Padahal, saat itu ia masih dalam suasana berduka. Salah satu anak kembar yang dikandung Georgina Rodriguez, meninggal saat dilahirkan pada April 2022.
Baca Juga: Ronaldo Terancam Denda Satu Juta Pounds Akibat Telanjangi Manchester United
Satu bayi Ronaldo lainnya selamat dan menjalani perawatan tiga bulan di rumah sakit.
Ronaldo mengaku kesal karena MU tidak menunjukkan sikap empati atas duka yang dialami keluarganya.
"Itu mungkin momen tersulit yang pernah saya alami dalam hidup saya sejak ayah saya meninggal. Ketika Anda memiliki anak, Anda mengharapkan semuanya normal, tetapi Anda memiliki masalah itu... itu sulit," kata Ronaldo kepada Piers Morgan.

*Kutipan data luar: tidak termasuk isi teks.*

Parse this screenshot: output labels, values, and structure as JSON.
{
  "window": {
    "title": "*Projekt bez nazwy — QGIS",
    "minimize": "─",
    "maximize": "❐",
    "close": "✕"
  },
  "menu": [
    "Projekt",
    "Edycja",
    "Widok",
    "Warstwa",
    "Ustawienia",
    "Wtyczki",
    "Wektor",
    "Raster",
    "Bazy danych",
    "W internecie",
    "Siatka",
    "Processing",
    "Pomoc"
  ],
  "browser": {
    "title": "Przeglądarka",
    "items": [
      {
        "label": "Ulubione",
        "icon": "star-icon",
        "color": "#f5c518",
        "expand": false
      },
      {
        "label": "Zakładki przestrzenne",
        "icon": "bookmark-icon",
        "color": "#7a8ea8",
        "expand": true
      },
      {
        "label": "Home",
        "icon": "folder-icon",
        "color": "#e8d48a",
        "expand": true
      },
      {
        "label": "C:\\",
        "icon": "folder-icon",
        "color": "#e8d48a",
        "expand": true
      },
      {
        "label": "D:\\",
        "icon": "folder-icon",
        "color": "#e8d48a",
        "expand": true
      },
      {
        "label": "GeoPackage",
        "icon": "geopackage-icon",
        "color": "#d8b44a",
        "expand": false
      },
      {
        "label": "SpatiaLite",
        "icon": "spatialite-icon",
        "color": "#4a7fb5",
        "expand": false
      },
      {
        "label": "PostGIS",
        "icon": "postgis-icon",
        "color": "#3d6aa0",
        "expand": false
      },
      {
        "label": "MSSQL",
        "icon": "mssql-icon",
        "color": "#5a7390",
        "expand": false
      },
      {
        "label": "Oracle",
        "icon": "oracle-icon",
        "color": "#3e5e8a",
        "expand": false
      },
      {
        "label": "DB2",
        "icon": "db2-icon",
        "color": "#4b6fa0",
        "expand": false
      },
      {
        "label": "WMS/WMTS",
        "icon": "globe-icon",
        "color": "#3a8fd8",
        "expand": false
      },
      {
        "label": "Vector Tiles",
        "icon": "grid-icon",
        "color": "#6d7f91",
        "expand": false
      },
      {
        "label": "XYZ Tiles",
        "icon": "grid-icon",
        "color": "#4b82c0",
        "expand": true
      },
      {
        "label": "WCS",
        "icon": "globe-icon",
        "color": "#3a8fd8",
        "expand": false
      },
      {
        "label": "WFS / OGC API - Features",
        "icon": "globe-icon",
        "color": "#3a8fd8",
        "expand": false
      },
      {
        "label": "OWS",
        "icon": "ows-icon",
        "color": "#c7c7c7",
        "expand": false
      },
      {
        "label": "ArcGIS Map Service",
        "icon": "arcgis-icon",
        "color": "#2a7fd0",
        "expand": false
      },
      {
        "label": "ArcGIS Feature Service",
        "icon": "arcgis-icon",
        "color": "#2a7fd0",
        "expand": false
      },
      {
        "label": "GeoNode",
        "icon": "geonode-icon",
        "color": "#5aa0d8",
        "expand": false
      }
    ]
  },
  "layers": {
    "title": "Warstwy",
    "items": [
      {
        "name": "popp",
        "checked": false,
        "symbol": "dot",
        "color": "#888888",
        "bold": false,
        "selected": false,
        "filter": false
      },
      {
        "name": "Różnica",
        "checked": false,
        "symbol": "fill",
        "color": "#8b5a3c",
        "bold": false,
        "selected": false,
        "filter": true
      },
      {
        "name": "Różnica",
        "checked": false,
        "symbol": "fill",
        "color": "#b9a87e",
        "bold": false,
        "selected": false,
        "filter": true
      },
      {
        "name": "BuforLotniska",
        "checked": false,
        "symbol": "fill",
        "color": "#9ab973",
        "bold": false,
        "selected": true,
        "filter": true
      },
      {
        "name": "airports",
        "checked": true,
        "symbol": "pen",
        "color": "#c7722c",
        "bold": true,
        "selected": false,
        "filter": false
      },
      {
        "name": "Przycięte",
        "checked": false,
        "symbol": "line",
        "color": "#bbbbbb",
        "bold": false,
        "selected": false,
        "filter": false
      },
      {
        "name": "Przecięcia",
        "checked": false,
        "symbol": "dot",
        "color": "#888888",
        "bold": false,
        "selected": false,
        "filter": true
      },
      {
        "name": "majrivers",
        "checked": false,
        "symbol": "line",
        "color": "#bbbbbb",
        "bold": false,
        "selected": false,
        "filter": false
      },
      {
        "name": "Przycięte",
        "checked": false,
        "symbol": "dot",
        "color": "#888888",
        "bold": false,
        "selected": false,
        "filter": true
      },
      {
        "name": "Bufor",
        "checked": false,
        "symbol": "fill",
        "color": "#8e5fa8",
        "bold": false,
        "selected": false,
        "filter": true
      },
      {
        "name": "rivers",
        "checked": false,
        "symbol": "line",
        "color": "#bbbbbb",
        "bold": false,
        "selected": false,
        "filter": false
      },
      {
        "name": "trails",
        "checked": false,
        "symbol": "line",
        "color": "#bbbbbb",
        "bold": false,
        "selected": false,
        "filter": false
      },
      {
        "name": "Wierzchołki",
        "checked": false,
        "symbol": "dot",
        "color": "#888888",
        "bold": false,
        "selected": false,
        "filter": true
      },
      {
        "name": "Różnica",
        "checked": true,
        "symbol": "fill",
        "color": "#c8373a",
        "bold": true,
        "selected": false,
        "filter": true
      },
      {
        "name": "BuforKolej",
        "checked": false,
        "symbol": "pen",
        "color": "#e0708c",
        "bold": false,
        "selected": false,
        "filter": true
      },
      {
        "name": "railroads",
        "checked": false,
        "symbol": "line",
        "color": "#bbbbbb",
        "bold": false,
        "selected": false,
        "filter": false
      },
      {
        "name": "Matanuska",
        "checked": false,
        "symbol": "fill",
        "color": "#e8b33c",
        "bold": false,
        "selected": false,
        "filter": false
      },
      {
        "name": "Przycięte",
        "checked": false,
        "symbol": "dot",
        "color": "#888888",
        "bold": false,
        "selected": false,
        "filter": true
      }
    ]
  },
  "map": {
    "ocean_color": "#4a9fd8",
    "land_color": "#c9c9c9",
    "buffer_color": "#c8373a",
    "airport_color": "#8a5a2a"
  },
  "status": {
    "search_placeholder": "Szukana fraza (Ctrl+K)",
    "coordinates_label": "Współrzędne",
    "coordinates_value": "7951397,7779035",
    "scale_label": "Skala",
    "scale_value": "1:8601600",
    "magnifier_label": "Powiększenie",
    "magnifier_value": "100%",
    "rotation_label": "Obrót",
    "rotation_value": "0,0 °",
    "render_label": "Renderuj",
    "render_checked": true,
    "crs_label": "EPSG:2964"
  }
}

"Itu adalah momen yang sulit, karena kami tidak mengerti mengapa ini terjadi pada kami. Itu sulit. Sebenarnya, sukar memahami apa yang terjadi pada saat itu. Sepakbola tidak berhenti, kami memiliki banyak kompetisi. Namun itu yang paling sulit yang kami alami, terutama Gio. Susah sekali," sambungnya.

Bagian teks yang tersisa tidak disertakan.